Не так давно я принял приглашение на ужин от одной пожилой пары (возрастом около восьмидесяти лет) и был полностью уверен, что все гости вечера буквально расплавятся у них дома. На улице стояла морозная зима, но я все же надел хлопковую рубашку с коротким рукавом под шерстяной свитер, который мне пришлось срочно снять, как только я оказался в доме. По тому, как были одеты остальные гости, я понял, что и они были там не впервые. Одна соседка пришла в длинном пуховике, под которым обнаружился летний сарафан – одежда, совершенно неподходящая для зимнего сезона, но очень удобная для ужина конкретно с этими друзьями. Но даже будучи одетой в такое легкое платье, в какой-то момент она отвела меня в сторону и сказала: «Здесь совершенно нечем дышать». Удалившись в ванную комнату, я обратил внимание на термостат. Он показывал 85 градусов с поддувом из печи: она грела и высушивала воздух, которым мы все дышали.
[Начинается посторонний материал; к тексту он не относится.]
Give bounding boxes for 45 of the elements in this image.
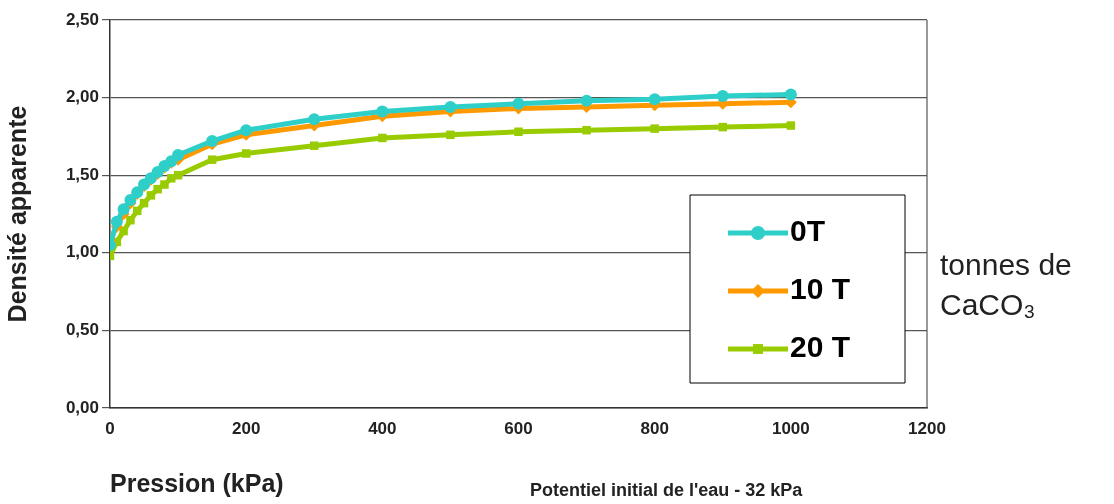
y-tick-label: 1,50 (65, 164, 99, 184)
point (172, 149, 185, 162)
x-tick-label: 600 (504, 418, 533, 438)
point (117, 203, 130, 216)
point (376, 105, 389, 118)
point (582, 125, 591, 135)
y-tick-label: 2,00 (65, 87, 99, 107)
y-axis-title: Densité apparente (2, 105, 31, 323)
text: Potentiel initial de l'eau - 32 kPa (530, 480, 803, 501)
legend-label: 0T (790, 214, 826, 248)
y-tick-label: 0,50 (65, 320, 99, 340)
x-tick-label: 400 (368, 418, 397, 438)
x-tick-label: 1000 (771, 418, 810, 438)
point (716, 90, 729, 103)
x-axis-title: Pression (kPa) (110, 468, 284, 497)
point (786, 121, 796, 130)
point (378, 133, 387, 143)
point (146, 191, 156, 200)
point (240, 124, 253, 137)
point (650, 124, 659, 133)
point (119, 226, 128, 236)
point (648, 93, 661, 106)
y-tick-label: 0,00 (65, 397, 99, 417)
x-tick-label: 0 (105, 418, 115, 438)
point (310, 141, 319, 150)
x-tick-label: 200 (231, 418, 261, 438)
point (446, 130, 455, 140)
point (160, 180, 169, 189)
point (308, 113, 321, 126)
legend-label: 10 T (790, 272, 851, 306)
point (110, 215, 123, 228)
y-tick-label: 1,00 (65, 242, 99, 262)
point (784, 88, 797, 101)
point (126, 215, 135, 225)
y-tick-label: 2,50 (65, 9, 99, 29)
point (580, 94, 593, 107)
x-tick-label: 1200 (908, 418, 946, 438)
legend-title: tonnes de CaCO₃ (940, 247, 1073, 323)
legend-label: 20 T (790, 330, 851, 364)
point (241, 149, 251, 158)
x-tick-label: 800 (640, 418, 669, 438)
point (207, 155, 217, 164)
point (512, 97, 525, 110)
point (514, 127, 523, 136)
point (444, 100, 457, 113)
«Нам так холодно», – говорили хозяева, пока остальные потели.
Мне этот феномен был прекрасно знаком. Последние десять лет жизни родители регулярно дрожали от холода в самые жаркие августовские дни при выключенном кондиционере. То же самое происходило студеными зимами, несмотря на то, что терморегулятор был установлен на максимум. Я прибегал к различным ухищрениям, например, медленно снижал температуру на термостате. Я дарил им теплую одежду: уютные тапочки на флисовой подкладке и ультрасовременные флисовые кофты «Synchilla». Наконец, я начал давить на жалость: одну из ночей я провел прямо под вентиляционным отверстием, и воздух был таким сухим, что на утро я едва смог остановить кровь из носа.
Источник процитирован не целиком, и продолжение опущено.